En la ceremonia del adiós, Cristina comparte el cartel de perdedores con Scioli. No fue candidata, pero eligió mal y eso el peronismo no lo perdona. Esa certeza le produce rabia. Macri es el elegido para descargar un poco de odio.DOS AL ATARDECER
Al atardecer del día 24 de noviembre, a pocos días de su retirada, la Presidenta Cristina se juntó a solas con Mauricio Macri. Se trata del presidente electo con quien debe coordinar la transición. El tiempo es corto. Las formas y la duración del encuentro no constituyeron ningún buen presagio. Cristina escuchó poco al ingeniero sabiendo que traía novedades. Su decisión, por ejemplo, de pedir el alejamiento de Alejandro Vanoli, del Banco Central; de Alejandra Gils Carbó, de la Procuración General, y de Martín Sabbatella, de la AFSCA, el organismo que fiscaliza los medios de comunicación.
La gente del barrio se juntó frente a la quinta. Para la gente es atractivo el encuentro entre las viejas mañas y la política de encuentro y buena onda que quiere inaugurar el ingeniero.
Cristina Fernández cumplió con los rituales políticos forzados por el desenlace del balotaje. Recibió también a Daniel Scioli y Carlos Zanini, con sonrisa falsa. Intentando demostrar un cariño que nunca pudo expresar en la campaña. La mandataria se traga el sapo (y se nota) tratando de evitar el desbande en su espacio político. Por lo menos hasta después del 10 de diciembre. Hizo como si nada hubiera pasado el domingo trágico de balotaje, amén de una derrota a la que consideró “digna”. Con un volumen de votos aceptables para ejercer la resistencia.

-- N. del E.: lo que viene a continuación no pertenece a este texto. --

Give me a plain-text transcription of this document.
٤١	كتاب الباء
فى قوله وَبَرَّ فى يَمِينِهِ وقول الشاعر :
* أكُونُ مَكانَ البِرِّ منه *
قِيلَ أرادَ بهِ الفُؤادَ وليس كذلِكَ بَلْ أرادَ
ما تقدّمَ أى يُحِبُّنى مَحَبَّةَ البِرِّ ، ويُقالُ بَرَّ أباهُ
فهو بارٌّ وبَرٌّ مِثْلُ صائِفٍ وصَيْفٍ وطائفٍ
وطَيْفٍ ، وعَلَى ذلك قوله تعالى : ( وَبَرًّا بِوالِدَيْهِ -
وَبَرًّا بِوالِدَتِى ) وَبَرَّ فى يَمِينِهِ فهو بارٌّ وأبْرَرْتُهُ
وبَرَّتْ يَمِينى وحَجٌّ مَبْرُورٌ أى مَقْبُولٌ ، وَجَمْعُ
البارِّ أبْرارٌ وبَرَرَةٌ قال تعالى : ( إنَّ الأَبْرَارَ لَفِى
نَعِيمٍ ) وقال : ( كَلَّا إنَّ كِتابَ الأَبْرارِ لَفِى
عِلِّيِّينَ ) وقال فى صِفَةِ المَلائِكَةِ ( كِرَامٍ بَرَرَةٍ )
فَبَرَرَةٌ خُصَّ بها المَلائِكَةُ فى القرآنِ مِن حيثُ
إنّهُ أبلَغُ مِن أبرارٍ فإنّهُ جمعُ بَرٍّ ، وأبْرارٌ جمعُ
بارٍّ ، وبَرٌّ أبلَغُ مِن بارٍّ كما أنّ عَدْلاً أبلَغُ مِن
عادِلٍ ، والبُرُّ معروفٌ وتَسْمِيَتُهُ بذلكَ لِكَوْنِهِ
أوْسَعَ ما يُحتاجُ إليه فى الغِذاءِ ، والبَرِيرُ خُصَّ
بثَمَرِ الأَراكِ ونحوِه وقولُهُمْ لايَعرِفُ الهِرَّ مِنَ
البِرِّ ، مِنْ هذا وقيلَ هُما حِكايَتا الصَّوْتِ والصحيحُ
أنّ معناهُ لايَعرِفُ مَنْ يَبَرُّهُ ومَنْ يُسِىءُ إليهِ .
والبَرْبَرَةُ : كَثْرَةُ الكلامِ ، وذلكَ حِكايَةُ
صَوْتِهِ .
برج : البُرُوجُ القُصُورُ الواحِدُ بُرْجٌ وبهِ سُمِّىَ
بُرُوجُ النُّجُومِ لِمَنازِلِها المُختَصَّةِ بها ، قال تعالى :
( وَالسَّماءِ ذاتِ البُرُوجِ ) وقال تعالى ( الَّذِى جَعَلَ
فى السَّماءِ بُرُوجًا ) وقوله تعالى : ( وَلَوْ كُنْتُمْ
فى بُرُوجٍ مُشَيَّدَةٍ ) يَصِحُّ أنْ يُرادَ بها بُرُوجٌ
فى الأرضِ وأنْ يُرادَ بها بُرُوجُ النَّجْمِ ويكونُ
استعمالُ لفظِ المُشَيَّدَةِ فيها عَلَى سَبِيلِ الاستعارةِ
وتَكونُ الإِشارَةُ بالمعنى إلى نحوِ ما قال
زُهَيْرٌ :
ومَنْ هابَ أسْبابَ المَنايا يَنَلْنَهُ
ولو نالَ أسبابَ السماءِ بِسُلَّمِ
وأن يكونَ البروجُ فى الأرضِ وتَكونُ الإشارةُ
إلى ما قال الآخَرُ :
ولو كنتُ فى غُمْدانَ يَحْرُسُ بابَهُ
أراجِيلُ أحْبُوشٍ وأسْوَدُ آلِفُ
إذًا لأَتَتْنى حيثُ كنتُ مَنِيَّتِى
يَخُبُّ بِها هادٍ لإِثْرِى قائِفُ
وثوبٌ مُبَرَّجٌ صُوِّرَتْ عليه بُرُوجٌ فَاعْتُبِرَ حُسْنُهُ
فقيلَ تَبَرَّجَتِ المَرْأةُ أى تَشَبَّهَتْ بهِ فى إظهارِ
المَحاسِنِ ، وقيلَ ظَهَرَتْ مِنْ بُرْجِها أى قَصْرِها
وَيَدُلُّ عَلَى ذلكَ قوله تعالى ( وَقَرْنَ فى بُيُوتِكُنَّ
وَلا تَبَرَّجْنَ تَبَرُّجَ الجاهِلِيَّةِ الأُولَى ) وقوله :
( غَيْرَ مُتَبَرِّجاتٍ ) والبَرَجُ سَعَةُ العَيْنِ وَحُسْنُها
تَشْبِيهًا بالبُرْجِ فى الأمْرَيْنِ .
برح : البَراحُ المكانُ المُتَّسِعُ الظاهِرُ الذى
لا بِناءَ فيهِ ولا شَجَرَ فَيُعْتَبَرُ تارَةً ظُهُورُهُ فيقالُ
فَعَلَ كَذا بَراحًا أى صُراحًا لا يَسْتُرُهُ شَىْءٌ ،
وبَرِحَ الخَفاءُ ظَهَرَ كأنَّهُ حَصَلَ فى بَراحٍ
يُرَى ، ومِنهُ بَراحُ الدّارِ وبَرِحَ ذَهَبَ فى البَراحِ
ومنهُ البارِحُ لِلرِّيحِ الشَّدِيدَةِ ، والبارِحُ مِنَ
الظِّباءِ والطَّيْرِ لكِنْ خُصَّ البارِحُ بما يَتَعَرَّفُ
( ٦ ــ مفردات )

La abstinencia de poder aterra a los K. Carbó, Sabbatella y Vanoli no se quieren ir. Ya manifestaron su voluntad de quedarse. ¿Esa será la resistencia que imaginan los K?. Parece que sí, claro que, a diferencia de la histórica resistencia peronista contra la dictadura, esta es (por supuesto) rentada. Por eso. Tal vez, en la retirada (poco digna) infiltran los ministerios con cientos de ñoquis de La Cámpora. Soldados con sueldo y prebendas. Eso no impide que los ojos en la nuca del neo peronismo kirchnerista se aproveche del emblemático nombre, “resistencia”. Como si el nombre les lavara las culpas. Cómico.
PELIGROSA INTIMIDAD
La soledad de Cristina y Macri impide todavía conocer la profundidad de esa charla. Con seguridad la Presidenta no debe haber confesado nada de todo lo que evaluó, un día antes, con Scioli y Zannini. El secretario General pronosticó dificultades para el Presidente electo . Utilizó incluso alguna palabra descalificadora. Macri sospecha que la inmensa mayoría de esas dificultades estarían originadas en la “década ganada” que terminará en días más. “Asumo sin saber nada de lo que recibo”, dijo Mauricio. Conmovedor, no por Macri, sino por la gente, que ve como una Presidenta se apropia (patológicamente) de lo que no le pertenece. “No valió la pena”, dijo Macri al salir.
TERROR A LA JUSTICIA
La Presidenta recibió a Macri, tal vez, mal impresionada por otros anuncios del ingeniero. Su afán con ser implacable en la lucha contra la corrupción, por ejemplo. Un tema que había estado ausente en la agenda de campaña. Pero que figuraría entre las demandas de los ciudadanos que lo votaron. A ellos debe resguardar antes de ir a la caza de aquellos que, tapándose quizás la nariz, optaron por Scioli.
Cristina teme quedar sola frente a las más de un centenar de causas de corrupción. Sospecha dificultades porque el peronismo no perdona a los perdedores. Se justifica el rencor de los compañeros porque perder todo lo que perdieron con un partidito de barrio no es moco de pavo. El error de Cristina (que nadie olvidará) consistió en ponerle a Daniel la fiscalización permanente de Zannini, El Chino fue un salvavidas de plomo para el motonauta. Téngase en cuenta que Daniel comparte la medalla de la derrota con la Presidenta. Ambos, Scioli y Cristina, digan lo que digan, aunque simulen gestualidad de caudillos, en adelante tendrán dificultades para encarar alguna otra hazaña electoral. En el peronismo suele abundar la crueldad con los derrotados. Cristina, es cierto, no fue candidata. Pero fue algo peor, diseñó la estrategia, eligió mal. Eso no se perdona.